Tuesday, January 8, 2013

The other side of The Last Supper


When visiting the refectory of the Convent of Santa Maria delle Grazie, few people can take their eyes off the masterpiece of Leonardo da Vinci, The Last Supper. Yet the Crucifixion displayed on the opposite wall is worth attentive observation.
Its author is Giovanni Donato da Montorfano, who worked back to back  with Leonardo in 1495. While the genius from Vinci was experimenting with colours, painting on the dry wall rather than on a wet plaster and therefore condemning his work to precocious deterioration, Montorfano diligently used the fresco technique. That is why his Crucifixion is so bright and vivid still today, while Leonardo's Last Supper started to flake only a few years after its completion.
The different resistance to time of the two techniques is dramatically evident in the portraits of Ludovico il Moro, his wife Beatrice and their sons Massimiliano and Francesco, which Leonardo painted a secco, that is working on a dry surface, on Montorfano's work. Time has reduced the four figures, who are kneeling down in the bottom corners of the Crucifixion, to ghostly witnesses to the death of Jesus.

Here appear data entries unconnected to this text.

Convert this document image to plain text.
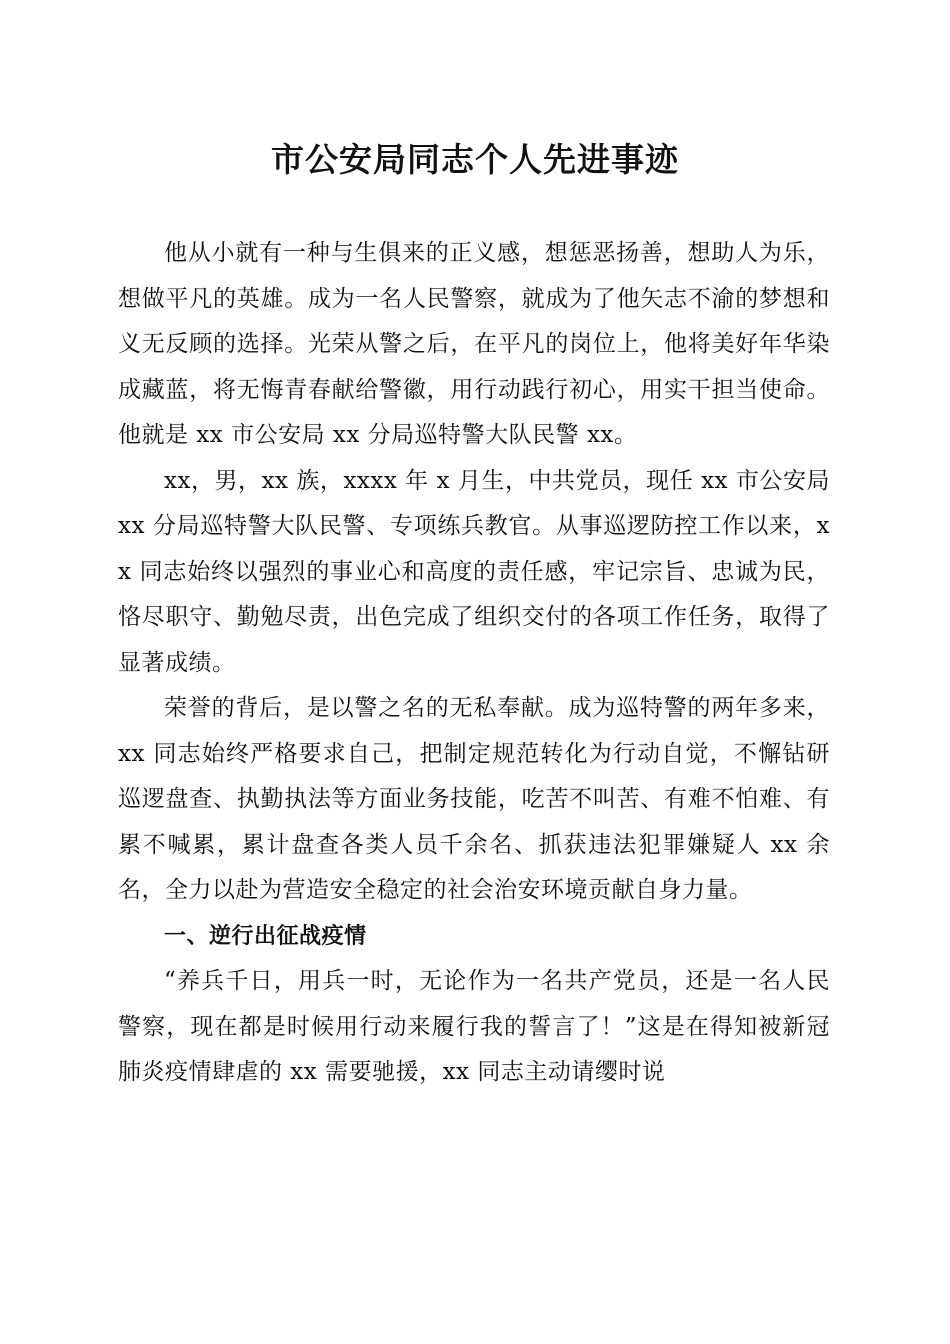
市公安局同志个人先进事迹

他从小就有一种与生俱来的正义感，想惩恶扬善，想助人为乐，想做平凡的英雄。成为一名人民警察，就成为了他矢志不渝的梦想和义无反顾的选择。光荣从警之后，在平凡的岗位上，他将美好年华染成藏蓝，将无悔青春献给警徽，用行动践行初心，用实干担当使命。他就是 xx 市公安局 xx 分局巡特警大队民警 xx。

xx，男，xx 族，xxxx 年 x 月生，中共党员，现任 xx 市公安局 xx 分局巡特警大队民警、专项练兵教官。从事巡逻防控工作以来，xx 同志始终以强烈的事业心和高度的责任感，牢记宗旨、忠诚为民，恪尽职守、勤勉尽责，出色完成了组织交付的各项工作任务，取得了显著成绩。

荣誉的背后，是以警之名的无私奉献。成为巡特警的两年多来，xx 同志始终严格要求自己，把制定规范转化为行动自觉，不懈钻研巡逻盘查、执勤执法等方面业务技能，吃苦不叫苦、有难不怕难、有累不喊累，累计盘查各类人员千余名、抓获违法犯罪嫌疑人 xx 余名，全力以赴为营造安全稳定的社会治安环境贡献自身力量。

一、逆行出征战疫情

“养兵千日，用兵一时，无论作为一名共产党员，还是一名人民警察，现在都是时候用行动来履行我的誓言了！”这是在得知被新冠肺炎疫情肆虐的 xx 需要驰援，xx 同志主动请缨时说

The scene depicted by Montorfano is incredibly crowded and detailed. At the foot of the three crosses, groups of people react differently to the tragedy which is going on: dominican friars and nuns (who actually commissioned both works for the refectory of the Convent) barely daring to look; three women holding grief-stricken Maria, the only figure in the scene clad in light blue; John the Apostle watching soldiers who throw dice for Jesus' clothing.
On the background, the high walls of Jerusalem - a clear homage to Bramante, and on the foreground the crosses, tall and thin, inaccessible to human reach.
At the center of the composition, at the foot of the middle cross, Mary Magdalene is passionately clinging to the wood as if it was Jesus himself, her red hair loosely spread on her shoulders.
Her human, earthly love so evident in her desperate gesture, will strike a chord with all visitors.
A good reason to spend some of the 15 minutes allowed inside the refectory to pay homage to Montorfano's masterpiece.